What the figures confirm is that the model is internally consistent with the data it was built from – it doesn’t contradict itself or produce results that systematically diverge from the observed preference flows. Whether that translates to the same level of accuracy on a future election is a different question, and one only time and new data can answer.
The reliability rating
Every simulation produces a High, Medium, or Low confidence rating. This combines three things: the quality of the rules that fired in each round (weighted by the size of each elimination), how tight the margins were at key decision points, and how comfortable the predicted final margin is.
In the 2025 backtest, High-confidence simulations got the correct pair and winner in all 98 cases. Medium-confidence simulations got the pair right in 37 of 40 and the winner right in all 40. Low-confidence simulations, where the model flagged real uncertainty, got the pair right in 9 of 12 and the winner in 10 of 12 – those two being Cowper and Forrest.
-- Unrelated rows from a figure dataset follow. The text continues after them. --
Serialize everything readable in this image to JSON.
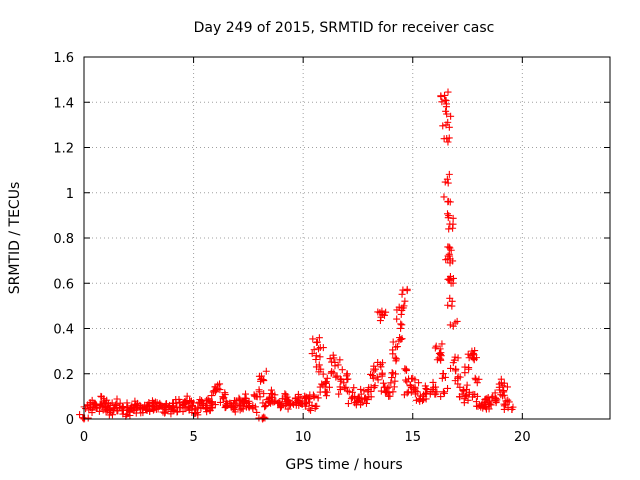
{
  "chart_data": {
    "type": "scatter",
    "title": "Day 249 of 2015, SRMTID for receiver casc",
    "xlabel": "GPS time / hours",
    "ylabel": "SRMTID / TECUs",
    "xlim": [
      0,
      24
    ],
    "ylim": [
      0,
      1.6
    ],
    "x_ticks": [
      0,
      5,
      10,
      15,
      20
    ],
    "y_ticks": [
      0,
      0.2,
      0.4,
      0.6,
      0.8,
      1,
      1.2,
      1.4,
      1.6
    ],
    "x_tick_labels": [
      "0",
      "5",
      "10",
      "15",
      "20"
    ],
    "y_tick_labels": [
      "0",
      "0.2",
      "0.4",
      "0.6",
      "0.8",
      "1",
      "1.2",
      "1.4",
      "1.6"
    ],
    "grid": true,
    "marker": "plus",
    "color": "#ff0000",
    "series": [
      {
        "points": [
          [
            0.0,
            0.0
          ],
          [
            0.15,
            0.06
          ],
          [
            0.3,
            0.05
          ],
          [
            0.45,
            0.07
          ],
          [
            0.6,
            0.05
          ],
          [
            0.75,
            0.06
          ],
          [
            0.9,
            0.08
          ],
          [
            1.05,
            0.05
          ],
          [
            1.2,
            0.06
          ],
          [
            1.35,
            0.04
          ],
          [
            1.5,
            0.05
          ],
          [
            1.65,
            0.07
          ],
          [
            1.8,
            0.04
          ],
          [
            1.95,
            0.05
          ],
          [
            2.1,
            0.03
          ],
          [
            2.25,
            0.05
          ],
          [
            2.4,
            0.04
          ],
          [
            2.55,
            0.06
          ],
          [
            2.7,
            0.05
          ],
          [
            2.85,
            0.04
          ],
          [
            3.0,
            0.06
          ],
          [
            3.15,
            0.07
          ],
          [
            3.3,
            0.05
          ],
          [
            3.45,
            0.06
          ],
          [
            3.6,
            0.05
          ],
          [
            3.75,
            0.04
          ],
          [
            3.9,
            0.06
          ],
          [
            4.05,
            0.05
          ],
          [
            4.2,
            0.07
          ],
          [
            4.35,
            0.05
          ],
          [
            4.5,
            0.06
          ],
          [
            4.65,
            0.08
          ],
          [
            4.8,
            0.05
          ],
          [
            4.95,
            0.06
          ],
          [
            5.1,
            0.04
          ],
          [
            5.25,
            0.07
          ],
          [
            5.4,
            0.06
          ],
          [
            5.55,
            0.05
          ],
          [
            5.7,
            0.08
          ],
          [
            5.85,
            0.07
          ],
          [
            6.0,
            0.12
          ],
          [
            6.1,
            0.15
          ],
          [
            6.2,
            0.13
          ],
          [
            6.35,
            0.09
          ],
          [
            6.5,
            0.06
          ],
          [
            6.65,
            0.07
          ],
          [
            6.8,
            0.05
          ],
          [
            6.95,
            0.08
          ],
          [
            7.1,
            0.06
          ],
          [
            7.25,
            0.07
          ],
          [
            7.4,
            0.09
          ],
          [
            7.55,
            0.06
          ],
          [
            7.7,
            0.05
          ],
          [
            7.85,
            0.1
          ],
          [
            8.0,
            0.12
          ],
          [
            8.1,
            0.19
          ],
          [
            8.2,
            0.17
          ],
          [
            8.15,
            0.0
          ],
          [
            8.3,
            0.06
          ],
          [
            8.45,
            0.09
          ],
          [
            8.6,
            0.11
          ],
          [
            8.75,
            0.08
          ],
          [
            8.9,
            0.07
          ],
          [
            9.05,
            0.09
          ],
          [
            9.2,
            0.06
          ],
          [
            9.35,
            0.08
          ],
          [
            9.5,
            0.07
          ],
          [
            9.65,
            0.09
          ],
          [
            9.8,
            0.06
          ],
          [
            9.95,
            0.08
          ],
          [
            10.1,
            0.07
          ],
          [
            10.25,
            0.09
          ],
          [
            10.4,
            0.06
          ],
          [
            10.5,
            0.1
          ],
          [
            10.6,
            0.28
          ],
          [
            10.65,
            0.34
          ],
          [
            10.7,
            0.31
          ],
          [
            10.8,
            0.22
          ],
          [
            10.9,
            0.15
          ],
          [
            11.0,
            0.12
          ],
          [
            11.1,
            0.18
          ],
          [
            11.2,
            0.14
          ],
          [
            11.3,
            0.21
          ],
          [
            11.4,
            0.27
          ],
          [
            11.45,
            0.25
          ],
          [
            11.55,
            0.19
          ],
          [
            11.7,
            0.13
          ],
          [
            11.85,
            0.16
          ],
          [
            12.0,
            0.2
          ],
          [
            12.1,
            0.12
          ],
          [
            12.2,
            0.09
          ],
          [
            12.35,
            0.1
          ],
          [
            12.5,
            0.08
          ],
          [
            12.65,
            0.11
          ],
          [
            12.8,
            0.09
          ],
          [
            12.95,
            0.12
          ],
          [
            13.1,
            0.14
          ],
          [
            13.2,
            0.18
          ],
          [
            13.3,
            0.22
          ],
          [
            13.4,
            0.25
          ],
          [
            13.5,
            0.47
          ],
          [
            13.55,
            0.45
          ],
          [
            13.6,
            0.19
          ],
          [
            13.7,
            0.14
          ],
          [
            13.8,
            0.12
          ],
          [
            13.9,
            0.1
          ],
          [
            14.0,
            0.16
          ],
          [
            14.1,
            0.2
          ],
          [
            14.2,
            0.27
          ],
          [
            14.3,
            0.32
          ],
          [
            14.4,
            0.36
          ],
          [
            14.45,
            0.42
          ],
          [
            14.5,
            0.48
          ],
          [
            14.55,
            0.57
          ],
          [
            14.6,
            0.5
          ],
          [
            14.7,
            0.22
          ],
          [
            14.8,
            0.12
          ],
          [
            14.9,
            0.15
          ],
          [
            15.0,
            0.18
          ],
          [
            15.1,
            0.14
          ],
          [
            15.2,
            0.12
          ],
          [
            15.35,
            0.09
          ],
          [
            15.5,
            0.1
          ],
          [
            15.65,
            0.13
          ],
          [
            15.8,
            0.11
          ],
          [
            15.95,
            0.14
          ],
          [
            16.1,
            0.12
          ],
          [
            16.2,
            0.27
          ],
          [
            16.25,
            0.31
          ],
          [
            16.3,
            0.28
          ],
          [
            16.35,
            0.18
          ],
          [
            16.4,
            0.12
          ],
          [
            16.45,
            1.43
          ],
          [
            16.48,
            1.41
          ],
          [
            16.5,
            1.36
          ],
          [
            16.52,
            1.3
          ],
          [
            16.55,
            1.24
          ],
          [
            16.58,
            1.06
          ],
          [
            16.6,
            0.96
          ],
          [
            16.62,
            0.89
          ],
          [
            16.64,
            0.84
          ],
          [
            16.66,
            0.76
          ],
          [
            16.68,
            0.72
          ],
          [
            16.7,
            0.69
          ],
          [
            16.72,
            0.63
          ],
          [
            16.75,
            0.6
          ],
          [
            16.8,
            0.52
          ],
          [
            16.85,
            0.41
          ],
          [
            16.9,
            0.26
          ],
          [
            16.95,
            0.22
          ],
          [
            17.05,
            0.18
          ],
          [
            17.15,
            0.14
          ],
          [
            17.25,
            0.11
          ],
          [
            17.35,
            0.09
          ],
          [
            17.45,
            0.13
          ],
          [
            17.55,
            0.22
          ],
          [
            17.65,
            0.28
          ],
          [
            17.7,
            0.3
          ],
          [
            17.75,
            0.27
          ],
          [
            17.85,
            0.18
          ],
          [
            17.95,
            0.1
          ],
          [
            18.05,
            0.06
          ],
          [
            18.2,
            0.07
          ],
          [
            18.35,
            0.05
          ],
          [
            18.5,
            0.08
          ],
          [
            18.65,
            0.1
          ],
          [
            18.8,
            0.09
          ],
          [
            18.95,
            0.14
          ],
          [
            19.05,
            0.16
          ],
          [
            19.15,
            0.12
          ],
          [
            19.25,
            0.08
          ],
          [
            19.35,
            0.05
          ]
        ]
      }
    ]
  }
}
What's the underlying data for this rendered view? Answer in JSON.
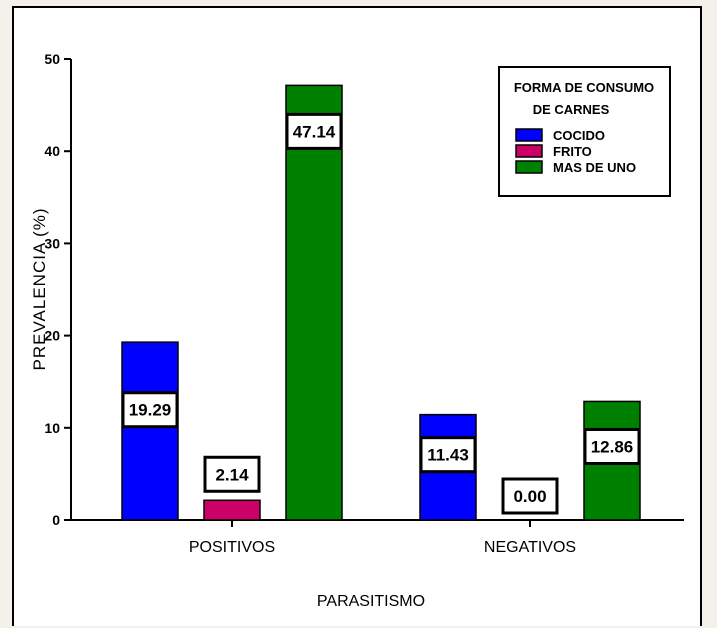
{
  "chart_data": {
    "type": "bar",
    "title": "",
    "xlabel": "PARASITISMO",
    "ylabel": "PREVALENCIA (%)",
    "ylim": [
      0,
      50
    ],
    "yticks": [
      "0",
      "10",
      "20",
      "30",
      "40",
      "50"
    ],
    "categories": [
      "POSITIVOS",
      "NEGATIVOS"
    ],
    "legend": {
      "title_line1": "FORMA DE CONSUMO",
      "title_line2": "DE CARNES",
      "placement": "top-right"
    },
    "series": [
      {
        "name": "COCIDO",
        "color": "#0000ff",
        "values": [
          19.29,
          11.43
        ],
        "labels": [
          "19.29",
          "11.43"
        ]
      },
      {
        "name": "FRITO",
        "color": "#cc0066",
        "values": [
          2.14,
          0.0
        ],
        "labels": [
          "2.14",
          "0.00"
        ]
      },
      {
        "name": "MAS DE UNO",
        "color": "#008000",
        "values": [
          47.14,
          12.86
        ],
        "labels": [
          "47.14",
          "12.86"
        ]
      }
    ]
  }
}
The rating is displayed alongside every round’s output in the simulator. The rule badge shown in each round tells you which rule fired and gives a brief note on why. Checking these is worthwhile in any scenario where the reliability rating is Medium or Low.
What to watch for
The twelve-rule hierarchy covers the breadth of scenarios that actually played out in the 2025 Australian federal election. Where results warrant extra scrutiny is in seats with unusual independent or micro-party candidates – particularly new candidacies with no established preference pattern.
The “Other” candidate classifications are where the greatest errors are likely to be seen. The model uses the group average, which is the best available estimate from the data – but treating the result from a Low-confidence simulation involving an unusual independent as a precise prediction would be a mistake. The reliability rating and rule badges exist precisely to flag these situations.